I’m not one who thinks that devices are evil or anything. I think they’re pretty great, and I think we live in a day and age where we need to know how to use them and how they can add to our lives.
All that said though, we were starting to notice some behaviours directly relating to screen time and some serious entitlement issues. When I say “no” to screen time and we have a 10-minute meltdown on our hands, the screens have become too important.
We started with a complete device fast for about 10 days. No screen time, ever, for 10 days. There was whining. But when isn’t there? After those 10 days we sat down, had a discussion and laid out the new screen time guidelines.
They weren’t overly thrilled initially but I do find kids amazingly resilient, and within a few days, it just became the new norm. Attitudes improved and I would randomly see my son reading all over the place.
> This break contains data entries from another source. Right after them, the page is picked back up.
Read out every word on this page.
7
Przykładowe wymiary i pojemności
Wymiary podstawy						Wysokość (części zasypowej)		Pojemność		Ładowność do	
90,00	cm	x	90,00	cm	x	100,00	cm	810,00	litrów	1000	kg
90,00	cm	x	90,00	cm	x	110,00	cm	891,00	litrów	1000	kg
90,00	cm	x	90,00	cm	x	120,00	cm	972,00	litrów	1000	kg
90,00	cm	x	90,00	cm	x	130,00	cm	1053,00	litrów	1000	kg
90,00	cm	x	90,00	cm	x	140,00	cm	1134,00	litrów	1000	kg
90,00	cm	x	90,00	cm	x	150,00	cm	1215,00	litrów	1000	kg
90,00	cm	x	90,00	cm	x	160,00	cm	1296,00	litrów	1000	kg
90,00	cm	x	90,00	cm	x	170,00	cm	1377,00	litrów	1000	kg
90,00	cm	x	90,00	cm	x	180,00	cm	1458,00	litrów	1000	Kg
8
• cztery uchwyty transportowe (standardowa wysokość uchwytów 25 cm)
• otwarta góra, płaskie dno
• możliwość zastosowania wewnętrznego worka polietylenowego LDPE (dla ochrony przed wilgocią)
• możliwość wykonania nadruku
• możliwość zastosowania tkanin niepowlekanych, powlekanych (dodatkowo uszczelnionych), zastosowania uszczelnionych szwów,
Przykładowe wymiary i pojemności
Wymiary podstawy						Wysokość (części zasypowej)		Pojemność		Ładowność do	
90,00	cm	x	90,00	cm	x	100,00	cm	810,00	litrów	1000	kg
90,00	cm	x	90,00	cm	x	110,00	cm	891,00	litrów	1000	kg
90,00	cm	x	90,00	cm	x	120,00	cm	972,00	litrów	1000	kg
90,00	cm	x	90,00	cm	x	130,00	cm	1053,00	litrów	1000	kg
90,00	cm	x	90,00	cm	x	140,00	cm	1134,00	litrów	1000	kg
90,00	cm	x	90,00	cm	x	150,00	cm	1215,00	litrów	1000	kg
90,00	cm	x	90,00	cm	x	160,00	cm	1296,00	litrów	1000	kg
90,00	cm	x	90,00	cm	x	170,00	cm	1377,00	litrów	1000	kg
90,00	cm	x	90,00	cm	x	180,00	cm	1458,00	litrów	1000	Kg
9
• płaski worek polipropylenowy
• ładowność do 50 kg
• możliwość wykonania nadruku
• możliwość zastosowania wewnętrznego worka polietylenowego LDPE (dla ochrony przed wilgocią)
During the summer we love to just enjoy life. I’m okay with a lack of structure as long as my kids are playing, engaging people and finding ways to fill their hours. Once the boredom sets in though, they want screens. This summer I’m going to attempt a bit of a compromise.
I normally wouldn’t expect them to do much sit down school work besides reading over the summer, but if they want screen time, they’re going to have to earn it. They will earn it by completing educational tasks or chores that have assigned screen time amounts attached.
Reading an additional 15 minutes, completing a math exercise or writing a journal entry each generate an additional five minutes of screen time.
You’ll notice that I’m not giving equal time for time. I also won’t include any chores on that list that are their regular tasks. I don’t reward for regular chores, that’s just being a part of the family.
I’m hopeful that this system will support the balance in our home and keep my kids engaged through the summer.